The company has patented a
technique for better detecting fraud online to prevent the theft of log-in
credentials and other sensitive information, particularly in e-commerce and
banking, it said Friday.
U.S. patent #8,650,080 is intended for a "user-browser interaction-based fraud
detection system."
How people interact with
websites, such as the areas of a page they click on, whether they navigate with
a mouse or keyboard, and even how they swipe through screens on a smartphone or
tablet, can all be identified, IBM said. The technology could identify sudden
changes in online behavior, which would then trigger a secondary authentication
measure, like a security question. It would work on a mobile device or PC.
If the technology works as
IBM says it will, and other businesses license it, it could help to secure
online transactions against cyberattacks, such as the recent eBay
hack.
Sensitive information of up to 145 million people may have been breached in
that recent attack.
It would also lend credence
to IBM's previously stated ideas related to a "digital guardian" that would protect
Internet users.
"It's important to
prevent fraudulent financial transactions before they happen," said Brian
O'Connell, an IBM engineer and co-inventor of the patent.
Trusteer, an IBM-owned company that
makes malware detection technology mostly for banks, is already using some of
the technology in the patent, IBM engineers said Friday.

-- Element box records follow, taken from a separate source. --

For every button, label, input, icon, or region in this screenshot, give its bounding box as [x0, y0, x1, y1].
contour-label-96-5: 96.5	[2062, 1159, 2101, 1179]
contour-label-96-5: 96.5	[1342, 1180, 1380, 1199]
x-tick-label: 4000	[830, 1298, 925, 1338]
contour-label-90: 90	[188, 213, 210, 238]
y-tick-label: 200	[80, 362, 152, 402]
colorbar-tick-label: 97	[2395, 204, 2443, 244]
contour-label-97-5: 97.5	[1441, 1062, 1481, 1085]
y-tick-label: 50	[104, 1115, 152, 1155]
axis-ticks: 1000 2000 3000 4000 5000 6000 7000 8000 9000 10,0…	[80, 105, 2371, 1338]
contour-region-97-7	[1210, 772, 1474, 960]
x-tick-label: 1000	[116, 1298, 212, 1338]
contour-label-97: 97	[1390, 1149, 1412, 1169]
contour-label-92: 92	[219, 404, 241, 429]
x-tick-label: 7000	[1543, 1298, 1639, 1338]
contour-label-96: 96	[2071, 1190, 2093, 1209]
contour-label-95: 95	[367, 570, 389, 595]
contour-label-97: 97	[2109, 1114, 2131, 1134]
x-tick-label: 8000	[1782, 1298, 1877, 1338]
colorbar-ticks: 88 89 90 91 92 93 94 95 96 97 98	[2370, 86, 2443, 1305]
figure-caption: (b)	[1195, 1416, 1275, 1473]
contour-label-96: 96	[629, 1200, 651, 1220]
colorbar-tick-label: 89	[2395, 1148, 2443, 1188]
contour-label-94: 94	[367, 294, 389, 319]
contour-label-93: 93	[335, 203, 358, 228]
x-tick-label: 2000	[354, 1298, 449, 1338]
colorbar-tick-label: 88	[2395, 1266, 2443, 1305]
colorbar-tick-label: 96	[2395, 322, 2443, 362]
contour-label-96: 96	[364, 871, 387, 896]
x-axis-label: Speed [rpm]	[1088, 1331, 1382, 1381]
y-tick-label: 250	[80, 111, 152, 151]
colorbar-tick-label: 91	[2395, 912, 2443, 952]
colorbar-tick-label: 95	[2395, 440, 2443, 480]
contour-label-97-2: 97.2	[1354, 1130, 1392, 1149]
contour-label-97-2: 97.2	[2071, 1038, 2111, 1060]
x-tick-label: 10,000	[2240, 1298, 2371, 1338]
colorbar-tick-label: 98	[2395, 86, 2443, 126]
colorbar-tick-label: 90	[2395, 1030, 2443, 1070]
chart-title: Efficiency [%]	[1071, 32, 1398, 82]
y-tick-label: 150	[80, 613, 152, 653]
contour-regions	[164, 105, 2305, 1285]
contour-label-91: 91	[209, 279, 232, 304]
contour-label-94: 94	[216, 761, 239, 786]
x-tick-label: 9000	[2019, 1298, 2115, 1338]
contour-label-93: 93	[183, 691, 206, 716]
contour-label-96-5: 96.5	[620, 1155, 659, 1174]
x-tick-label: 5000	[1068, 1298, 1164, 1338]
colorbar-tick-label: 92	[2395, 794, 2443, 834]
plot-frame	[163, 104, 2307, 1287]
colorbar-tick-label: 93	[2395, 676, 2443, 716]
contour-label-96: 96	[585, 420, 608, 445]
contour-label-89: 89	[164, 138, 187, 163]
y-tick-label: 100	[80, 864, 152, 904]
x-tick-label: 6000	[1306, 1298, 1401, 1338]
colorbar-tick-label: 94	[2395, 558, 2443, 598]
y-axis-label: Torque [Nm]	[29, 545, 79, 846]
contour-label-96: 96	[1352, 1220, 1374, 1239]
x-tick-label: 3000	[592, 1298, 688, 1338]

Other sites like eBay
or Amazon might one day choose to license it as well.
While it might seem that
the technology has the potential to cause false positives, IBM said the
prototype it tested successfully confirmed identities and showed that sudden
changes in browsing behavior were likely due to fraud.
And some Internet users
might consider the technology to be an invasion of privacy. But the data
gathered through the technology would not amount to personally identifiable
information, said Keith Walker, another co-inventor on the patent.
Tackling fraud and
financial crime is high on the agenda for IBM. Recently the companyannounced new software and services
to address the US$3.5 trillion lost each year to fraud.